FILE-- Tampa Bay Lightning general manager Jay Feaster speaks during a news conference in Tampa, Fla., on May 22, 2006. Feaster was hired by the Cagary Flames earlier this month to be the new assistant general manager to work alongside the strong-willed general manager Darryl Sutter next season. THE CANADIAN PRESS/ AP Photo - Chris O'Meara
CALGARY - Jay Feaster is prepared to butt heads if he has to with Flames general manager Darryl Sutter.
"He can't have a harder head than John Tortorella did," the new assistant general manager insisted Tuesday. "It can't be."
The combative Tortorella was Feaster's coach when the two won the 2004 Stanley Cup together with the Tampa Bay Lightning. The Lightning beat the Flames in seven games to take the championship that year.
Feaster was hired earlier this month to work alongside the strong-willed Sutter next season.
"I like those old-school guys," Feaster said in his first face-to-face meeting with Calgary media.
The 47-year-old from Williamstown, Pa., says differences of opinion with Sutter are to be expected, but he's not going to air those disagreements in public.
"I think it's important as a member of the organization, a member of his staff that I can put that opinion out there and disagree with him," Feaster said. "If it something I feel very strongly about, disagree with him passionately, but at the end of the day, it's the loyal opposition.

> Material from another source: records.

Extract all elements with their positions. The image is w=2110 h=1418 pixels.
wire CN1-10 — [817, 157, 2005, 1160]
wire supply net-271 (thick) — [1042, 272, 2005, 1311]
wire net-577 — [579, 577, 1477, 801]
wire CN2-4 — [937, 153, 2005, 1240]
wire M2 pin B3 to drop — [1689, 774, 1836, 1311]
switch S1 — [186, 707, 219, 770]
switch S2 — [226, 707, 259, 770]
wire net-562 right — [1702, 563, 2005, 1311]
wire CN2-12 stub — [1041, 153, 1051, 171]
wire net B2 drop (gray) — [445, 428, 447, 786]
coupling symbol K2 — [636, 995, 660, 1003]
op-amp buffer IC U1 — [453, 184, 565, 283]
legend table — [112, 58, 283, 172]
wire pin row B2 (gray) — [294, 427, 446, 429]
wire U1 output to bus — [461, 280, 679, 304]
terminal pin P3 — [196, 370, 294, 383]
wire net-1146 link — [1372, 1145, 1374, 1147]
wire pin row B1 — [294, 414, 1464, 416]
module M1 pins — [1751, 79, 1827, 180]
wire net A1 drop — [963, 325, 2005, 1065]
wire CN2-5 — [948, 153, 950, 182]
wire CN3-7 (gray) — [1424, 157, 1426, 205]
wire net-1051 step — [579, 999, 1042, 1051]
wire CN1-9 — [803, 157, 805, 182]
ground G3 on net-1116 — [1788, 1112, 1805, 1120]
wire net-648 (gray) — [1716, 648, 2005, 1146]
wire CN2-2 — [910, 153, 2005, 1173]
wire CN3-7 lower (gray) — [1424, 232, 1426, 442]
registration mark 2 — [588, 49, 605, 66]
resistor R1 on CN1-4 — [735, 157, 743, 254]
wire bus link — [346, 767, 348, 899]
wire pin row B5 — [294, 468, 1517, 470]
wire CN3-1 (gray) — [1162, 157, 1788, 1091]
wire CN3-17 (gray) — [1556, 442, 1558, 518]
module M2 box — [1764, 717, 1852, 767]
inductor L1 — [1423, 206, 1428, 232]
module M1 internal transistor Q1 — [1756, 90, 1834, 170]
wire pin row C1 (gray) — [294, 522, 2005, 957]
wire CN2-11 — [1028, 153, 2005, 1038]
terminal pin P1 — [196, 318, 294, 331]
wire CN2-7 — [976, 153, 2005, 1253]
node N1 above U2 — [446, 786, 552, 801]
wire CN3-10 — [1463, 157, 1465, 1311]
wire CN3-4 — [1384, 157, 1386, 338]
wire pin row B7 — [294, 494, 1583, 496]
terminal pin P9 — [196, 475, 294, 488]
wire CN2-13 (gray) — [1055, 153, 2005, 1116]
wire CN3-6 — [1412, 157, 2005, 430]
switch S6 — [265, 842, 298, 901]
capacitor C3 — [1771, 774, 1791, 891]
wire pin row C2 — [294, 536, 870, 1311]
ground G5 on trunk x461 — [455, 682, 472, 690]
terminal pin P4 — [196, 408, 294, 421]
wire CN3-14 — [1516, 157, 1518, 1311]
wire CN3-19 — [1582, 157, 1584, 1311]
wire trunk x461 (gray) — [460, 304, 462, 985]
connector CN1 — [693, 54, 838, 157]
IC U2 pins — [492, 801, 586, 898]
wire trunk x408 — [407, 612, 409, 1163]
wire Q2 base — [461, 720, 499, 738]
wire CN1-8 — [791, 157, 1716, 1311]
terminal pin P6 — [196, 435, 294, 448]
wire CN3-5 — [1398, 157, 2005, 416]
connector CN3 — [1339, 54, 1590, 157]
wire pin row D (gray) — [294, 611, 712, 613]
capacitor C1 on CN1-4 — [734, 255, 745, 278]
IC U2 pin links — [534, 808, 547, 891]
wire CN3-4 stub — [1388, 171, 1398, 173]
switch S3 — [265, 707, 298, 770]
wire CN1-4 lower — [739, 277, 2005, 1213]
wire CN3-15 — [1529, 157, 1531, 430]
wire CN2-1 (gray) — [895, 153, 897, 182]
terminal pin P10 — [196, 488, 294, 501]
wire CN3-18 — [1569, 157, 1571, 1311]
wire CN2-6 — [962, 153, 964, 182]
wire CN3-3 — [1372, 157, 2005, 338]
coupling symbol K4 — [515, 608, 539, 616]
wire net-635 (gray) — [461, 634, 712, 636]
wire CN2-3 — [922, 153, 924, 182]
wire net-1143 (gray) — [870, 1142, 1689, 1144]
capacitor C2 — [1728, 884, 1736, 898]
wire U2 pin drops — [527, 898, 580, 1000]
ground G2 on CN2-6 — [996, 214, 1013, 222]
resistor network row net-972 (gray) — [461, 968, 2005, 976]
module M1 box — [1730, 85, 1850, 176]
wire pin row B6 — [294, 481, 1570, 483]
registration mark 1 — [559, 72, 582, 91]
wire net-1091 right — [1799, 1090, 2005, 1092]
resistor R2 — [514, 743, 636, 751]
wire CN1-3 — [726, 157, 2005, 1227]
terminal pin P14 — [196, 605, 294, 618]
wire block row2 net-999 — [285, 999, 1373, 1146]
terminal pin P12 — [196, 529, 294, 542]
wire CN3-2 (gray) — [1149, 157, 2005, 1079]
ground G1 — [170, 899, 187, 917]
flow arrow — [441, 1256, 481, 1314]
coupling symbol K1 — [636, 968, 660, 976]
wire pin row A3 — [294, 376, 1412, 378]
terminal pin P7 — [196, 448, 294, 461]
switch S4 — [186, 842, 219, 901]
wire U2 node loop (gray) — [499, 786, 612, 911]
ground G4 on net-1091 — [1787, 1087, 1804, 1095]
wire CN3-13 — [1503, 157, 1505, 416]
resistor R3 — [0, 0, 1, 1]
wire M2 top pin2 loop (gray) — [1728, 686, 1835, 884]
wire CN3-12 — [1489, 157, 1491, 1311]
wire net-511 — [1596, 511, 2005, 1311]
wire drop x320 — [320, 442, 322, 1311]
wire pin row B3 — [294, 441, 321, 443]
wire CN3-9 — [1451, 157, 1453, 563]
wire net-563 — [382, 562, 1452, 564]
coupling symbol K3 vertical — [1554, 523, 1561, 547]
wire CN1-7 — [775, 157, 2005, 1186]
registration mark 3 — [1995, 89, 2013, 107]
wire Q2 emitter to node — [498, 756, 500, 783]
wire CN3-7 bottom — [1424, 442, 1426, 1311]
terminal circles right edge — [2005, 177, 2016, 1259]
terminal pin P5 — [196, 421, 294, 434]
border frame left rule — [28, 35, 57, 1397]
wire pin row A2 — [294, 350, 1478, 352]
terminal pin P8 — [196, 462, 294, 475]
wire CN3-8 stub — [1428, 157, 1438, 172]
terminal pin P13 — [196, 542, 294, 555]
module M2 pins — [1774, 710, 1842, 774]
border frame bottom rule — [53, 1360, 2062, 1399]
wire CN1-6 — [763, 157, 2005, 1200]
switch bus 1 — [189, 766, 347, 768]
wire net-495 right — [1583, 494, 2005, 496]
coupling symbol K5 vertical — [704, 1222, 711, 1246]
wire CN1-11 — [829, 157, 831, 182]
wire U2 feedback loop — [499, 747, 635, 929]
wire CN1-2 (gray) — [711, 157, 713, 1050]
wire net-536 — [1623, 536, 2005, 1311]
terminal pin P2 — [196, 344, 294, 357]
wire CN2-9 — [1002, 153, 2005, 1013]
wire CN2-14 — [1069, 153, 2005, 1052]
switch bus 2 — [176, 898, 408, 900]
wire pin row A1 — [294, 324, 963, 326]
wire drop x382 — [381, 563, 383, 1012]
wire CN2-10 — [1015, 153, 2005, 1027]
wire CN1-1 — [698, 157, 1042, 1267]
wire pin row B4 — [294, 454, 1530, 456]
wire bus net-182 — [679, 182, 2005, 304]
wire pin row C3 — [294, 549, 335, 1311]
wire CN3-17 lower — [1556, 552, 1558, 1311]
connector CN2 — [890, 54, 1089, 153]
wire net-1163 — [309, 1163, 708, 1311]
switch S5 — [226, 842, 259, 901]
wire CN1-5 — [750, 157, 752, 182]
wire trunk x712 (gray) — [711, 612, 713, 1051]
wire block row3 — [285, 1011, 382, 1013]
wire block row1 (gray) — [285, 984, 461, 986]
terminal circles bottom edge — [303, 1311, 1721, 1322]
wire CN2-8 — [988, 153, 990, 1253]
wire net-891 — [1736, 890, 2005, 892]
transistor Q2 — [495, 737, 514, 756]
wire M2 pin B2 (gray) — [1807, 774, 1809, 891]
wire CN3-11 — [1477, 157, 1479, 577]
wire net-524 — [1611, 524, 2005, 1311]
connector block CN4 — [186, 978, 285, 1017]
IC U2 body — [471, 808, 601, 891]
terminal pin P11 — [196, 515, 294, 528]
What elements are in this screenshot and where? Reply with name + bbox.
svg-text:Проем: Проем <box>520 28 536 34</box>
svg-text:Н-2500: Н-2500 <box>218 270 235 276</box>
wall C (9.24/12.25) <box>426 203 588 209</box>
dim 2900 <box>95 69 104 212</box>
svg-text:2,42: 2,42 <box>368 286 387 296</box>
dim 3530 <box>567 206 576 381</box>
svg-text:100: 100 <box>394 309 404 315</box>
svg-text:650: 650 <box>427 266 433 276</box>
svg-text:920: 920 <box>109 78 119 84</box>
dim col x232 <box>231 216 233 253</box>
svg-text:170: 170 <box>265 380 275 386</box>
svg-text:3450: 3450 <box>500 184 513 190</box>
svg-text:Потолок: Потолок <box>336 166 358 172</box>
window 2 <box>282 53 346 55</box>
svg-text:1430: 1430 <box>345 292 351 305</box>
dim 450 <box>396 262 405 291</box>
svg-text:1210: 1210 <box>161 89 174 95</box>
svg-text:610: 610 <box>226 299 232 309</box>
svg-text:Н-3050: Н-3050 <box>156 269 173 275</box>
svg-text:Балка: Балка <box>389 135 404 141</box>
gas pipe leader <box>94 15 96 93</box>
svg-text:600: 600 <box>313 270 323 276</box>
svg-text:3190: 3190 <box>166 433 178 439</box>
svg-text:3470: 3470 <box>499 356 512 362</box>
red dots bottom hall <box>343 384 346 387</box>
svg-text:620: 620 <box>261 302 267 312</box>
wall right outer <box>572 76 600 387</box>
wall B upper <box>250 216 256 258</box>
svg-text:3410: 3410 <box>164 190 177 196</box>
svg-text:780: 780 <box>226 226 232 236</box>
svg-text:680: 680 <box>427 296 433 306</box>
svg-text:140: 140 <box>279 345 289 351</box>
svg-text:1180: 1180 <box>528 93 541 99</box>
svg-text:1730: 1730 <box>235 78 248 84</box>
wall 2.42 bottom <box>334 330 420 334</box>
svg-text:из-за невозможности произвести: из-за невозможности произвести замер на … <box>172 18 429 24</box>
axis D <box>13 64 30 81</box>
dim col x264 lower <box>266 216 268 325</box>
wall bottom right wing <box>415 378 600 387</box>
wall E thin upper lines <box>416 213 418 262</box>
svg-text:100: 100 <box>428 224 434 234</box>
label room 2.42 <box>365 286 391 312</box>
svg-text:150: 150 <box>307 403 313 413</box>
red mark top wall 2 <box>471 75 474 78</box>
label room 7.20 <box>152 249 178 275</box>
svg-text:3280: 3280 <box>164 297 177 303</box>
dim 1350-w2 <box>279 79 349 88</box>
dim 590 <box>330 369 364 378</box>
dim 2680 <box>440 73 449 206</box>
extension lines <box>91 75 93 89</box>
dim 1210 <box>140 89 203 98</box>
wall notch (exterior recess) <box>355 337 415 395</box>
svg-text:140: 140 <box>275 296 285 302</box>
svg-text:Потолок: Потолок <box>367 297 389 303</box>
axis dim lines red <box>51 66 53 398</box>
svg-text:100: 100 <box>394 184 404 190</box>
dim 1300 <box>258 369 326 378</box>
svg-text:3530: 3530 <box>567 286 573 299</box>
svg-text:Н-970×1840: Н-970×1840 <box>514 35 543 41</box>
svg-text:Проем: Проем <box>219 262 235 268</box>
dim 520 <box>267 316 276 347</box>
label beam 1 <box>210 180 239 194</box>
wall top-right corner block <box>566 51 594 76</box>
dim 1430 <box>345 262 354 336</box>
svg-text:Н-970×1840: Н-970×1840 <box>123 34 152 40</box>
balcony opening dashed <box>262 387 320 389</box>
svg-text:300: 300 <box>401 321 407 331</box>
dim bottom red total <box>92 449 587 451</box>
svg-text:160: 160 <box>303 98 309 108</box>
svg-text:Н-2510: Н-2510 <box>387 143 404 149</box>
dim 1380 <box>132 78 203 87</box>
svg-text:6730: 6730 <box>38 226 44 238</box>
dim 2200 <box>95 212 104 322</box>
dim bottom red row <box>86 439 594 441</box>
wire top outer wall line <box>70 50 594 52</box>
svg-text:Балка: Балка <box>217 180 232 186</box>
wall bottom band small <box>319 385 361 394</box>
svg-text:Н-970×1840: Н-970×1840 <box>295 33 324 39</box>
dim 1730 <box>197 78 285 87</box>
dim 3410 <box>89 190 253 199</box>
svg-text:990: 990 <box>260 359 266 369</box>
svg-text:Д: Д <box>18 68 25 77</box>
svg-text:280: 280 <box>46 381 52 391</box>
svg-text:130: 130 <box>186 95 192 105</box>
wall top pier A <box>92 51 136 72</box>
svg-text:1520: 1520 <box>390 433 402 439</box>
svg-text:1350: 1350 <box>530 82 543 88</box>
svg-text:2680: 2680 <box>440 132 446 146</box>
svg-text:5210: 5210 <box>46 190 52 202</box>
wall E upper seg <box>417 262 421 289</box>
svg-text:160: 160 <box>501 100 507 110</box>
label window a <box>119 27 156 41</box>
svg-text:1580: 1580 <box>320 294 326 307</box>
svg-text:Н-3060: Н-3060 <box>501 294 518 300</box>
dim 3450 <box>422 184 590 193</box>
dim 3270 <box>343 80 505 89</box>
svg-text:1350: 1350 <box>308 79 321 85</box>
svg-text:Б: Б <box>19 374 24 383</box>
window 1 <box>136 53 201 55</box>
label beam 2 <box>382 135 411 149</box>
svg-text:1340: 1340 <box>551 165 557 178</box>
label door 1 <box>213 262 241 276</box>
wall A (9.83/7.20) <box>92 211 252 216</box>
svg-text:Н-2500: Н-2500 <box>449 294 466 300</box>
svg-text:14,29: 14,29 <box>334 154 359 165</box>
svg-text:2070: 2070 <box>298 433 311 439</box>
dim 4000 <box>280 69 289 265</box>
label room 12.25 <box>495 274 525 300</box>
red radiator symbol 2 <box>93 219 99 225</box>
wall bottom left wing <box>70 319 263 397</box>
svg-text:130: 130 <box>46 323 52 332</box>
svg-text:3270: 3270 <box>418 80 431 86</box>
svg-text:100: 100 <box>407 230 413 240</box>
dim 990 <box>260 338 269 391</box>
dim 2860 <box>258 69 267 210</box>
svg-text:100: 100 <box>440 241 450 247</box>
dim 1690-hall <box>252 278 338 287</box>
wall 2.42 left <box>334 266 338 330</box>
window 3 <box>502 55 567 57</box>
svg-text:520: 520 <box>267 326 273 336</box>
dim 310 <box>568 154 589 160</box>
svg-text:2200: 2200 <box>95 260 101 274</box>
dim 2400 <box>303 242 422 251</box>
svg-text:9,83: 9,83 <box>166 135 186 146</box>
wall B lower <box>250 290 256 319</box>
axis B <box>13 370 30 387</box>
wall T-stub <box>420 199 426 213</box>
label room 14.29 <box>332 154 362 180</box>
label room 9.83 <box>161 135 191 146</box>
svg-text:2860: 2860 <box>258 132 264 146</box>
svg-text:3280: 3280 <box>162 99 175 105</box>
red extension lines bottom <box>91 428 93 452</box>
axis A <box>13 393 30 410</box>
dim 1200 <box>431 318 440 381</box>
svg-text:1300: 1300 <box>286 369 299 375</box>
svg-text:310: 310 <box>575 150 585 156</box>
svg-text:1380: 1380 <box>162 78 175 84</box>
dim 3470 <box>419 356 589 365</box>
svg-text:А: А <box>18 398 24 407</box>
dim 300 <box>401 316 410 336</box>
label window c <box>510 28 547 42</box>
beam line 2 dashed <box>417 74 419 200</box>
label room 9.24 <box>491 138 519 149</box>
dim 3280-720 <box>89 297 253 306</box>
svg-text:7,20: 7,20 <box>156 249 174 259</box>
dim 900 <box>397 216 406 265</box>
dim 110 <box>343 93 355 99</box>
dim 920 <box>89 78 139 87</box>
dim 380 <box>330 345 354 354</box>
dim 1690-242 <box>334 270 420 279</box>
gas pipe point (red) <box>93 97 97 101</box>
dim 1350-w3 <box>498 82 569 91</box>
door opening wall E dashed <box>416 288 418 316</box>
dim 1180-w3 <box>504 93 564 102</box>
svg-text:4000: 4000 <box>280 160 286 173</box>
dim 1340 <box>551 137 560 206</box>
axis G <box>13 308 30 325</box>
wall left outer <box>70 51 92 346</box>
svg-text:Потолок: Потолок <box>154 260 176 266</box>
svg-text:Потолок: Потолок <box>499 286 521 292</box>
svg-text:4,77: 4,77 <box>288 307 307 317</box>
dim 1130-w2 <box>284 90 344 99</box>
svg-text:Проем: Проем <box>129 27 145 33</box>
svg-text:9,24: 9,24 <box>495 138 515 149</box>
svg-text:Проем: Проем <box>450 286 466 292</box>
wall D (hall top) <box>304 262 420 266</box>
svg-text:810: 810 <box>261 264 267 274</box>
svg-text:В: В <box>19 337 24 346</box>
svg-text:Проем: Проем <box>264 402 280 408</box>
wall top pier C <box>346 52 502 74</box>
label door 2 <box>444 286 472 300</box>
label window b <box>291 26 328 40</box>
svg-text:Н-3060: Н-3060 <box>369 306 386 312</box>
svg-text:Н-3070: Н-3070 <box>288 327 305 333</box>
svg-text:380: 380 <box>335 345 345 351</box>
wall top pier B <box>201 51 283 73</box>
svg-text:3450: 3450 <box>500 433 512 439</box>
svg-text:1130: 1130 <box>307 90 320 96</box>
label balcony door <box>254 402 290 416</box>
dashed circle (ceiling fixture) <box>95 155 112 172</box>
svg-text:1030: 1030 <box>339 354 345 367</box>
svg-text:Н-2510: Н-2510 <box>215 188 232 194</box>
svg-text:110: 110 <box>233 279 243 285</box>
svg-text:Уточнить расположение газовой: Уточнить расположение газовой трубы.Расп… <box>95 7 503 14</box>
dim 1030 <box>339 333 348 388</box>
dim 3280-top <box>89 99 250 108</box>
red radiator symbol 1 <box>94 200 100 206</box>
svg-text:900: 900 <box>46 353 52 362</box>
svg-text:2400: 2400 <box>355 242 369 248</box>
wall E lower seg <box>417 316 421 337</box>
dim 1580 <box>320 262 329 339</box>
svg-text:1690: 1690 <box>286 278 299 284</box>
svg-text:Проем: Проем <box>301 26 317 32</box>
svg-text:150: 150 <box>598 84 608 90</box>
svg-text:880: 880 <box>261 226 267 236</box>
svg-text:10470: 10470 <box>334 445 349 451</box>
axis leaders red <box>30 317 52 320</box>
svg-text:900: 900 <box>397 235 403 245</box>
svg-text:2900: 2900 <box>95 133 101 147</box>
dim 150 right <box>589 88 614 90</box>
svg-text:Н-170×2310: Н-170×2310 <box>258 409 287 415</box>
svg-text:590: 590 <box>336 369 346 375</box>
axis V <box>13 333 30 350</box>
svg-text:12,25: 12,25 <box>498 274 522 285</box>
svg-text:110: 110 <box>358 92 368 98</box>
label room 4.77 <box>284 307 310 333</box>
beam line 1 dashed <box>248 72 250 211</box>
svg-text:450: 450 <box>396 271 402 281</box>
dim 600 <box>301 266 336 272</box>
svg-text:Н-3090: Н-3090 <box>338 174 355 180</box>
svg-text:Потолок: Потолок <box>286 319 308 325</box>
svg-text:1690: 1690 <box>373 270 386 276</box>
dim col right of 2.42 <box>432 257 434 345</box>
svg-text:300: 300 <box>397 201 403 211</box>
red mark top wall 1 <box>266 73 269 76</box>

"You do that behind closed doors and then when you walk out and you are with the players, you do present that unified front. It's important once we make a decision, we are together. At the end of the day, Darryl is the boss."
Feaster had been out of the NHL's managerial ranks since resigning from the Lightning two years ago. He was the Lightning's GM from 2002 to 2008 and assistant GM of the team for the three seasons prior to his promotion.
He says his role in Calgary will be somewhat different from that of other AGMs in the league. Feaster is going to travel with the Flames when they go on the road.
"It's important the coach have someone to sound off on after a game," he explained. "Maybe it was a guy who made a mistake and cost us. You hate him now, you don't just want to send him down (to the AHL), you want to kill him.
"But it's important a coach not have to deal with that himself and there is somebody else he could talk to."
He says Calgary's pro scouting staff will report to him. Feaster is currently working with Flames vice-president Mike Holditch to prepare for the July 30 arbitration hearing of defenceman Ian White. He's also reading scouting reports to get a feel for what Calgary has in its prospect cupboard.
Calgary's 40-32-10 record wasn't enough to make the post-season in the Western Conference as the Flames missed the playoffs for the first time since 2003. Calgary was sixth in the NHL in defence, but last in goals scored.
Feaster says the bones of a championship team are in Calgary, which is why he decided to accept Sutter's offer of a job.
"I know the trend now is maybe you don't need that world-class goalie," he said. "I still think you build from the net out and I think it's one of the strong suits of this team—the fact we have a world-class goaltender and we have a solid blue-line. That is one of the things that makes this attractive because I think the pieces are in place."
After 10 years in the Lightning's organization, Feaster is equipped to judge the performance of rookie GM Steve Yzerman there.
"In my mind, he's a strong candidate of executive of the year right now," Feaster said. "He's coming up aces."
New owner Jeff Vinik fired GM Brian Lawton and head coach Rick Tocchet in April when the team missed the playoffs for the third straight year. Vinik then hired Yzerman, a Hockey Hall of Fame player.
Feaster approved Yzerman's trade of defenceman Andrej Meszaros to Philadelphia, the free-agent signing of Simon Gagne, the contract extension for Marty St. Louis and the hiring of Guy Boucher and Julien Brisebois as coach and assistant general manager respectively.
"He's made the team better right now, but just as importantly, he's freed up some bad contracts that he'd rather not be hamstrung by over the next two or three years," Feaster said.
"You look at the way Gagne played in the post-season, he certainly seemed to be rejuvenated and healthy. If he is, that's a home run. You pair him with Vinny Lecavalier and Marty St. Louis, I think it's a great deal.
"He did the right thing in my mind by extending Marty St. Louis (who is) still the heart and soul of that hockey team. No matter how talented Lecavalier is and Steven Stamkos, Marty is still the heart and soul."
The Flames also announced Tuesday the re-signing of forward Brett Sutter, Darryl's son, to a one-year contract and the signing of forward Stefan Meyer to a two-year deal.
Brett Sutter had nine goals and 15 assists in 66 games with the AHL's Abbotsford Heat and no points in 10 games with the Flames last season. Meyer had 10 goals and eight assists in 67 games for the AHL's San Antonio Rampage.